2:34 pm on Apr 22, 2003 (gmt 0)

WebmasterWorld Senior Member 10+ Year Member Top Contributors Of The Month



I am trying to combine the following sql statemnts into one statement

select <col1> from <table1> where <col2> like '123%'
select <col1> from <table1> where <col2> like '456%'

select <col1> from <table1> where <col2> in ('123456', 45678')

I tried a couple different variations and nothing worked like


select <col1> from <table1> where <col2> in ('123%', '456%')

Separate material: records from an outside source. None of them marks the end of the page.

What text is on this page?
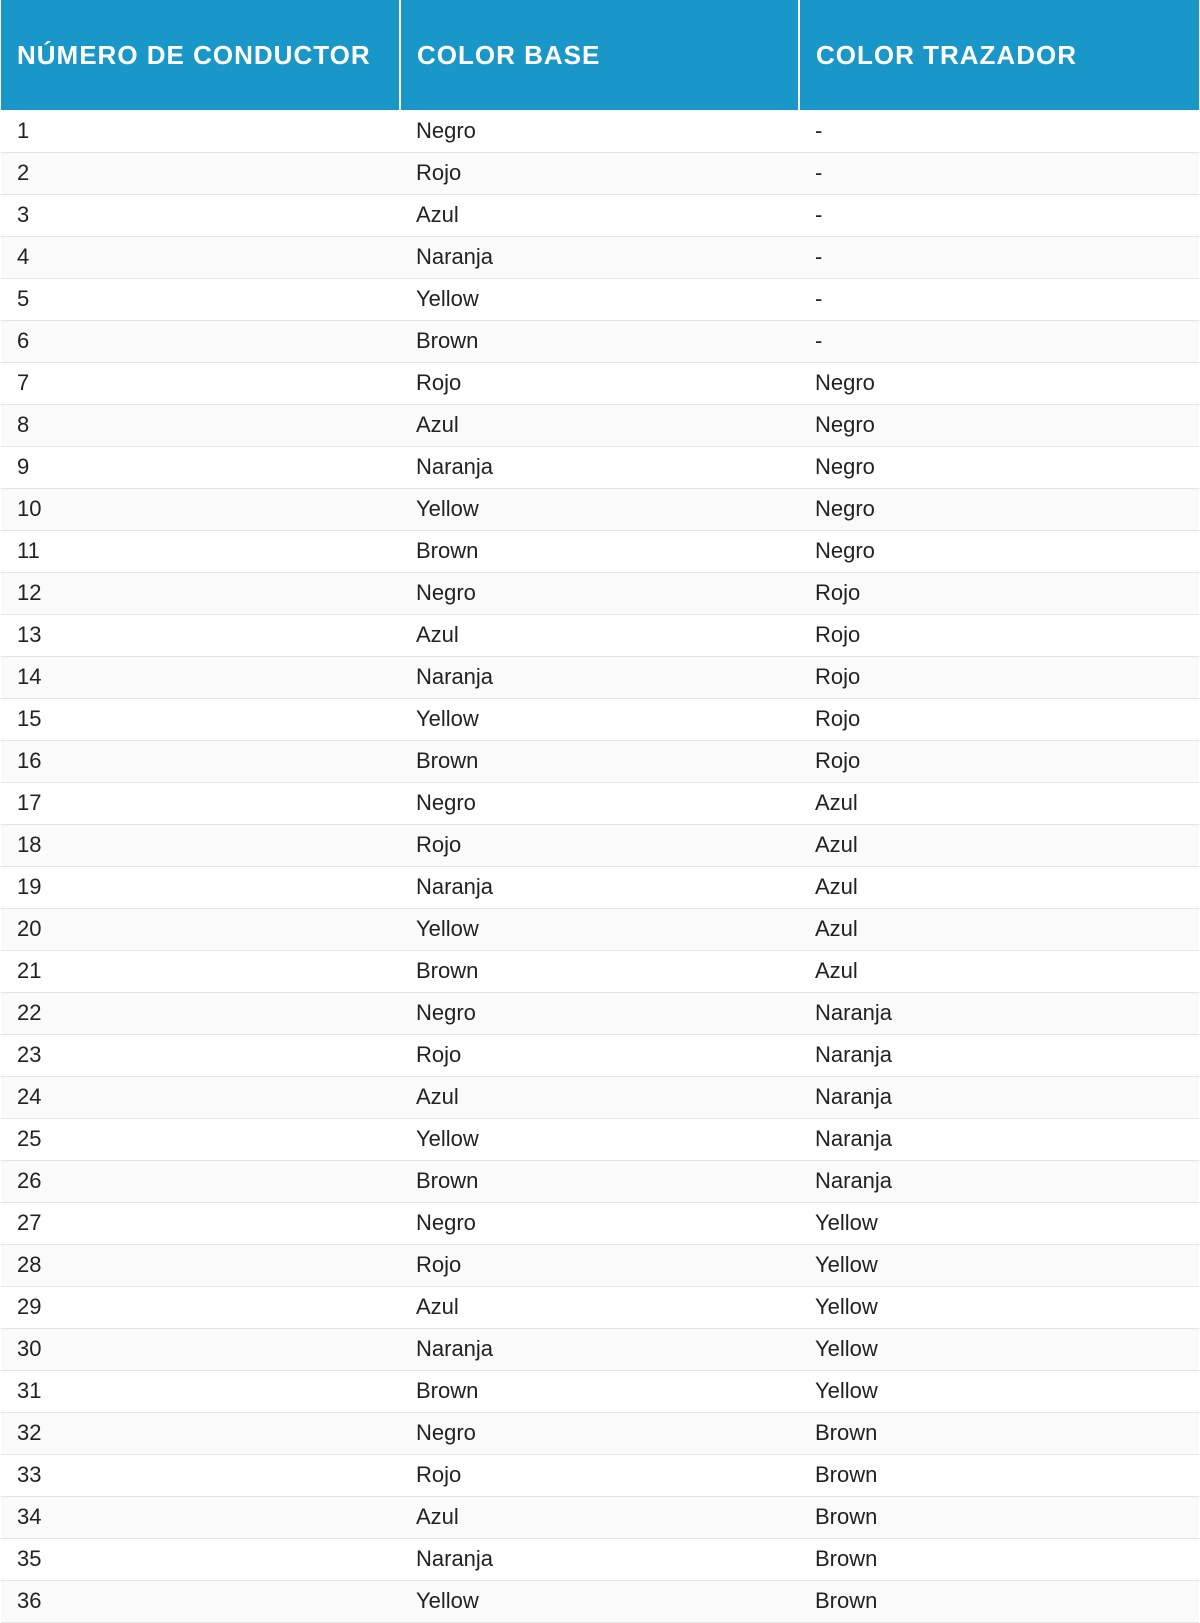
NÚMERO DE CONDUCTOR	COLOR BASE	COLOR TRAZADOR
1	Negro	-
2	Rojo	-
3	Azul	-
4	Naranja	-
5	Yellow	-
6	Brown	-
7	Rojo	Negro
8	Azul	Negro
9	Naranja	Negro
10	Yellow	Negro
11	Brown	Negro
12	Negro	Rojo
13	Azul	Rojo
14	Naranja	Rojo
15	Yellow	Rojo
16	Brown	Rojo
17	Negro	Azul
18	Rojo	Azul
19	Naranja	Azul
20	Yellow	Azul
21	Brown	Azul
22	Negro	Naranja
23	Rojo	Naranja
24	Azul	Naranja
25	Yellow	Naranja
26	Brown	Naranja
27	Negro	Yellow
28	Rojo	Yellow
29	Azul	Yellow
30	Naranja	Yellow
31	Brown	Yellow
32	Negro	Brown
33	Rojo	Brown
34	Azul	Brown
35	Naranja	Brown
36	Yellow	Brown
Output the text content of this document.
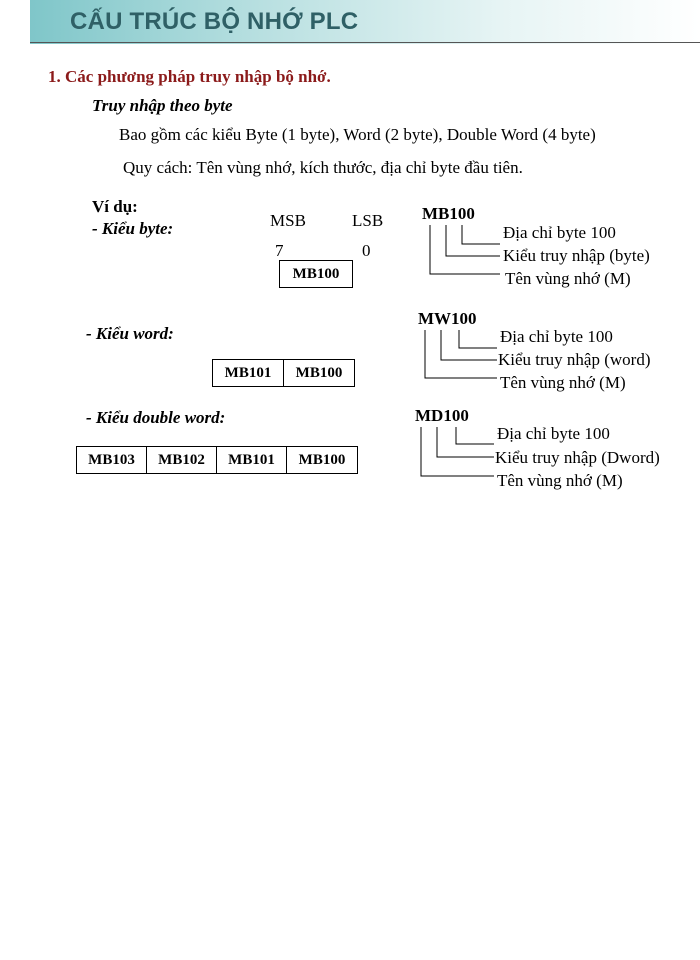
CẤU TRÚC BỘ NHỚ PLC
1. Các phương pháp truy nhập bộ nhớ.
Truy nhập theo byte
Bao gồm các kiểu Byte (1 byte), Word (2 byte), Double Word (4 byte)
Quy cách: Tên vùng nhớ, kích thước, địa chỉ byte đầu tiên.
Ví dụ:
- Kiểu byte:	MSB	LSB
7	0
MB100
MB100
Địa chỉ byte 100
Kiểu truy nhập (byte)
Tên vùng nhớ (M)
- Kiểu word:
MB101	MB100
MW100
Địa chỉ byte 100
Kiểu truy nhập (word)
Tên vùng nhớ (M)
- Kiểu double word:
MB103	MB102	MB101	MB100
MD100
Địa chỉ byte 100
Kiểu truy nhập (Dword)
Tên vùng nhớ (M)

I know I could build them into an array and issue each stament seperately. I was trying to do it all in one to keep the programming neater.

txbakers

2:37 pm on Apr 22, 2003 (gmt 0)

WebmasterWorld Senior Member 10+ Year Member



How about a UNION statement?

select <col1> from <table1> where <col2> like '123%'
UNION ALL
select <col1> from <table1> where <col2> like '456%'

This would keep it in one statement.

However, I know that mySql (current version) doesn't support the UNION command yet.

Dreamquick

2:44 pm on Apr 22, 2003 (gmt 0)

WebmasterWorld Senior Member 10+ Year Member



Altenately put the like statements into a temporary table and then join this back to the original table using a LIKE operator in the join criteria...

CREATE TABLE <temptable>(
MyPattern DATATYPE
)

INSERT INTO <temptable>( MyPattern ) VALUES( '123%' )
INSERT INTO <temptable>( MyPattern ) VALUES( '456%' )

SELECT A.*
FROM <table1> AS A
LEFT JOIN <temptable> AS B ON A.<col1> LIKE B.MyPattern
WHERE B.MyPattern IS NOT NULL;

It's overkill but it does the job...

- Tony

graywolf

2:47 pm on Apr 22, 2003 (gmt 0)

WebmasterWorld Senior Member 10+ Year Member Top Contributors Of The Month



The union worked perfectly! Didn't think of that thanks!

amoore

3:22 pm on Apr 22, 2003 (gmt 0)

10+ Year Member



Seems like this may be more efficient:

select <col1> from <table1> where <col2> like '123%' or <col2> like '456%';

txbakers

3:28 pm on Apr 22, 2003 (gmt 0)

WebmasterWorld Senior Member 10+ Year Member



D'OH! Of course the "or" is much more efficient than the union.